Outro ponto levantado foi a questão dos dados fidedignos. E o Dr. Rafael lembrou que, todos os dados abertos analisados são do Sistema Único de Saúde (SUS), já que as redes privadas não liberam tais informações.
“Quero salientar que estes dados abertos, como novos diagnósticos, internações, tratamentos, são apenas do SUS. E isso porque, no sistema público é obrigatório, por lei, que exista este sistema de informação único. Já para os hospitais privados, não. E temos a necessidade de ver os dados dos centros privados, porque precisamos entender este público”, salientou.

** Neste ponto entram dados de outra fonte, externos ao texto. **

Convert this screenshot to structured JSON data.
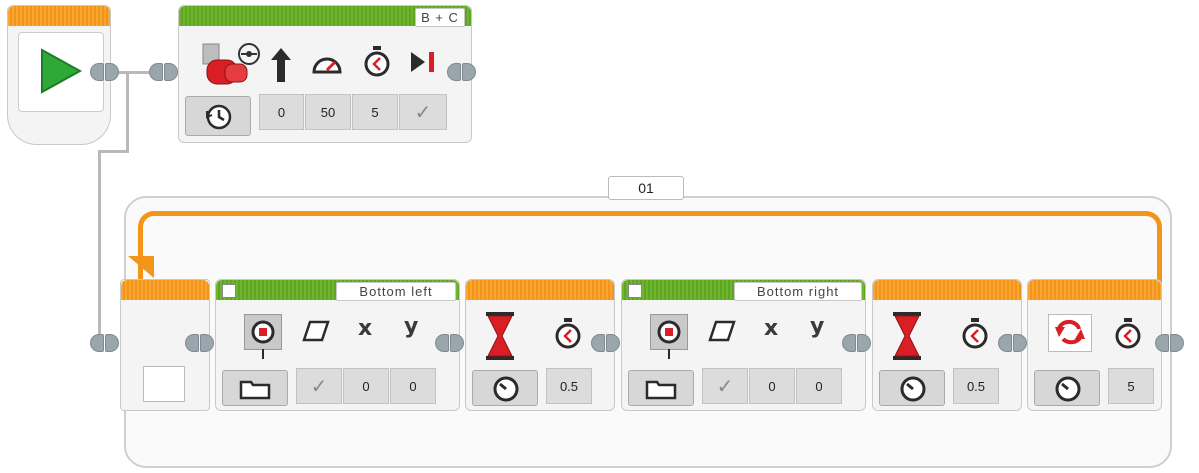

No terceiro e último painel, Dr. Lauro José Gergianin, oncopediatra do Instituto do Câncer Infantil, falou sobre o Panorama da Oncologia Pediátrica do Rio Grande do Sul.
Um dado que chamou atenção foi que, na faixa etária de 1 a 14 anos, 29% dos pacientes foram atendidos em unidades não habilitadas para câncer infantil. E entre crianças de 14 a 19 anos, 59% foram atendidas em hospitais não habilitados.
“O tempo é um item muito importante para o diagnóstico do câncer. Mas, muitos pacientes moram distantes dos centros habilitados, por isso é melhor que sejam atendidos rapidamente, por profissionais capacitados, do que não ser atendidos. Ainda que não seja em um hospital habilitado. Isso não é um divisor de águas tão preciso”, finalizou.
As palestras do 5° Fórum Big Data em Oncologia em breve estarão, na íntegra, no canal do Movimento Todos Juntos Contra o Câncer, no Youtube.